Es decir, según Hoffmann, en tan hermoso paraje había entonces unos riscos de más de 30 metros, no fácilmente superables. Y de ello da fe él mismo, durante el viaje de retorno, al enfrentar una “revolución de la naturaleza” cuando “una horrorosa tempestad se descargó sobre la ciudad de Heredia y sus alrededores. En pocos minutos fueron convertidas las plazas y las calles en lagos y ríos, los relámpagos y rayos se sucedían los unos a los otros, y los truenos de una fuerza no conocida en Europa hacían estremecer las casas y resonaban como salvas lejanas de artillería pesada retumbando en las montañas”.
Pero, “confiando en nuestras excelentes bestias y en nuestra estrella, salimos trotando alegremente de allí”, aunque “el camino estaba horroroso. Parecía como untado de jabón, y las pobres cabalgaduras se balanceaban […], de modo que el sudor de la angustia les salía por la piel. Resolvimos lo que en tales casos se emplea aquí como remedio usual, esto es, cabalgar de prisa, pues la bestia siente que el jinete tiene el valor de impulsarla al galope, adquiere también confianza en sí misma y pisa con más seguridad apretando el casco, no herrado, más fuertemente contra el suelo”.
Bien espoleadas las bestias, avanzaron rumbo a la capital, pero los esperaba lo peor en la cuesta de La Bermúdez, donde “llegamos felizmente a la orilla de la pendiente del riachuelo, pero aquí se nos hizo claro que la peor parte del camino apenas la habíamos recorrido. El señor Braun se apeó de la mula, soltó el cabestro y trayéndola detrás de él, trató de alcanzar el suelo hacia el fondo del cauce. Al ver esto, llegué a la conclusión de que de esta manera es más peligroso bajar la cuesta a pie que subirla a caballo, pues si se le falsearan los pies a la bestia rodaría hacia abajo, cayendo sobre su guía y arrastrándolo consigo en su caída”.
Después, “tan pronto como mi bestia hubo llegado a la pendiente resbaladiza no halló apoyo en sus patas delanteras, por lo que juntó a éstas las traseras y dobló las corvas. Entonces, como conocedor de esta costumbre, yo apoyé a este inteligente animal doblando el cuerpo hacia atrás, e inmediatamente resbaló con la velocidad de una flecha, unos 20 o 30 pies cuesta abajo, donde había un resalte en el camino. Dio algunos pasos y repitió la maniobra varias veces, hasta que llegó al puente colocado sobre el riachuelo”.
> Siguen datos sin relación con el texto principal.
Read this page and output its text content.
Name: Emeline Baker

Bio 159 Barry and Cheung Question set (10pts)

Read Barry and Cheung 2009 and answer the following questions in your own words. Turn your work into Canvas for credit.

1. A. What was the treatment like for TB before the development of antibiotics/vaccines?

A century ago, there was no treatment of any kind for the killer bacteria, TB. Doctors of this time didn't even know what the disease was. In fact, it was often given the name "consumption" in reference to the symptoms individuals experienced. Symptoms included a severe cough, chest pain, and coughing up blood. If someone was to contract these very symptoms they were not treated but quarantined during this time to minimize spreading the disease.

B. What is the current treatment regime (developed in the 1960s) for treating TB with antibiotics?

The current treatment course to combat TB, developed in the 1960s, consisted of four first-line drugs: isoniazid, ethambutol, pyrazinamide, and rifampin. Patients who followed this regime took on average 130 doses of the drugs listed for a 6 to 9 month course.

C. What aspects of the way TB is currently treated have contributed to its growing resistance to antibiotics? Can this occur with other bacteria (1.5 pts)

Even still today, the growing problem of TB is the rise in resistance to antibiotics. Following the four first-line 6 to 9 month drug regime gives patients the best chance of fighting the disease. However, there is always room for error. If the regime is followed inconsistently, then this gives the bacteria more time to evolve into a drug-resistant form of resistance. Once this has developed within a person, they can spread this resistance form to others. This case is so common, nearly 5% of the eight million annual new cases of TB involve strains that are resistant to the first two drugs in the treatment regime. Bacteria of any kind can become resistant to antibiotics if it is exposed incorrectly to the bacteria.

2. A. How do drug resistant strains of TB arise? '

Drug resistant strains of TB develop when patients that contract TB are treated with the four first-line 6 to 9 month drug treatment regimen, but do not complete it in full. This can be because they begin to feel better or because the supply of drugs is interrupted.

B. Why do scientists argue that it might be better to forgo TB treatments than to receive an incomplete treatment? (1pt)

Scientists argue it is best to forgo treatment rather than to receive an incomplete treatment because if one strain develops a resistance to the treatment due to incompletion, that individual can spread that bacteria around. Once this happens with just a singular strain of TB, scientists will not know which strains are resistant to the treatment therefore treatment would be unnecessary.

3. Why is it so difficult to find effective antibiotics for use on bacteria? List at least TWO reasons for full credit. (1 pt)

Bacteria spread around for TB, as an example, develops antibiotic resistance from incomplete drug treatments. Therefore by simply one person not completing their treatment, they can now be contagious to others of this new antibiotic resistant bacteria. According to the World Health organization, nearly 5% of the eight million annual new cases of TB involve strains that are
Y, para rematar la faena, “ahora se trataba de trepar la otra no menos empinada y resbaladiza cuesta. Dejé a la bestia descansar un poco y la hice galopar después. Me incliné hacia delante, tanto que mi cabeza descansaba entre las orejas de ella, y la espoleé y golpeé con el chilillo tan fuerte como pude, de modo que llegó felizmente arriba, empleando todas sus fuerzas”.
Muy confundido, preguntándome dónde diablos está ese escarpado terreno, seguía perdido en mi interpretación del relato, y así quedé por largo tiempo. Por fortuna, el enigma se resolvería meses después, cuando conocí al hoy amigo Juan Manuel Castro, topógrafo de profesión y gran estudioso de los caminos desde la época de la colonia.
Con detalle, él me mostraría cómo, para construir la actual carretera hacia Heredia, tan abrupto terreno fue fuertemente modificado mediante notables obras de ingeniería, de modo que hoy tan solo permanece una más bien suave y disimulada hondonada, acentuada en el punto donde reposa el discreto puente de La Valencia, del cual se perciben apenas las barandas metálicas.
Pues, sí, ya aclarado el acertijo, ¡quién habría de imaginar que en ese mismo punto -hoy víctima de la inclemente estación lluviosa actual- alguna vez, hace siglo y medio, vivieron tales aprietos esos infatigables y audaces exploradores alemanes!